The Big Bang Theory [S6E11]
“The Santa Situation”
A “guys’ night” is happening and the activity of choice is Dungeons and Dragons, which is territory you’d have expected these characters to have explored in-depth quite a few seasons back. Heck, as far as I can recall they spent more time playing Settlers of Catan than throwing around a 12-sided dice.
The game begins and Leonard, the DM, lets it drop that their quest is to rescue Santa Claus. Queue Sheldon’s disappointed face due to the fact that he a) loves D&D and b) hates Christmas. Also Raj gets shot in the face with a cannon in the first few minutes of the game, highlighting the fragility of life in a world that values perception checks.
Oh, and they ditch their respective girlfriends to play, which led to this scene, the last line of which was delivered excellently:
Using the structure of the game Leonard gets Sheldon to sing [all five verses of] “Good King Wenceslas” and all three remaining players to play “Jingle Bells” using, the obvious instrument of choice, bells.
Upon finding Jolly Old St. Nick in chains they move forward to rescue him, only to have Sheldon cast a paralyzing spell on his companions. He then confronts Santa [or Leonard, in this case] and tells the heartbreaking story of how he asked Father Christmas for only one thing as a child, to have his grandfather back. He then walks out, leaving the old many to die.
As far as really exploring well-established characters, Community probably succeeds the most, by virtue that it only has the one central plot that revolves around a single game of D&D. While it does feature Pierce continuing on his course to become more cartoonishly evil, Britta’s response to the beleaguered gnomes is a perfect example of how her character will react both in and out of the real world.
The IT Crowd and The Big Bang Theory tread the very similar ground. Moss uses the game to force Roy to come to terms with the love he lost, something that would have been impossible otherwise. Sheldon’s childhood experience with Santa Claus never would have come about without Leonard guiding him to that place where he could talk to the man who disappointed him.

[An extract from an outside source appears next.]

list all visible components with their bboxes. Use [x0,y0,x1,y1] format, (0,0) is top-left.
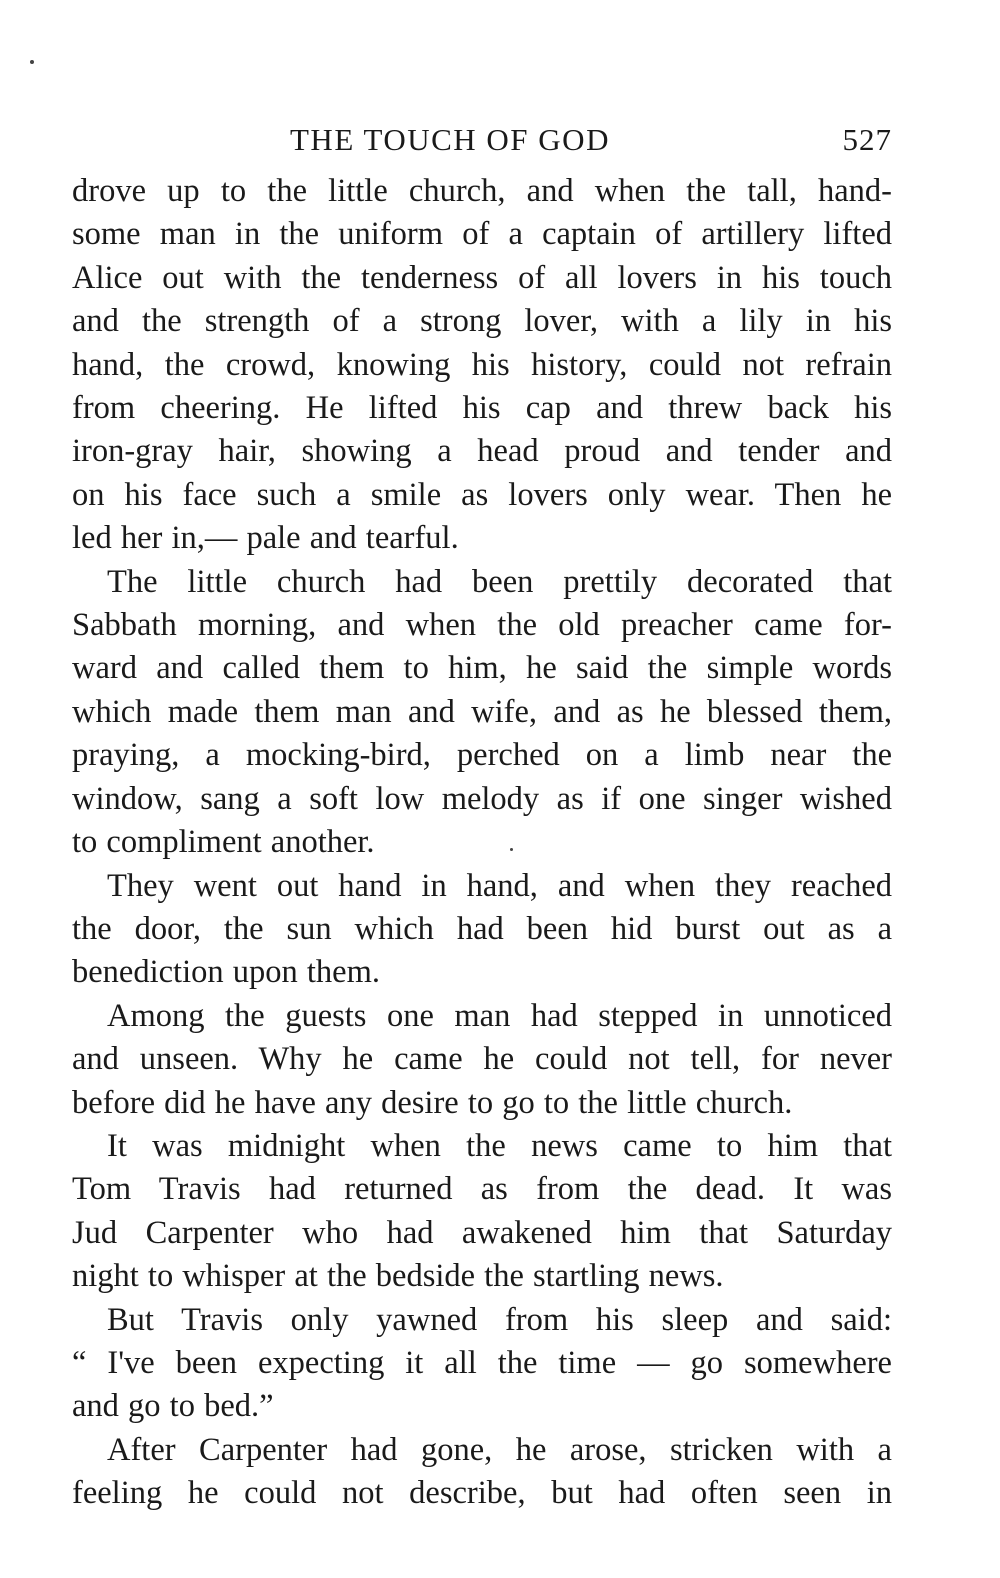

My hope is that there will be a continuation of this trend, with there having being one D&D episode per year from 2010-2012. As the current DM of an ongoing gothic horror campaign I am well-aware of the storytelling capabilities of the game as well as how enjoyable it is to know people you know well deal when presented with fantastical situations. Although 2/3 of the above shows do feature “nerds” I’m sure that this could still appear in the more bizarre sitcoms, such as New Girl and Happy Endings.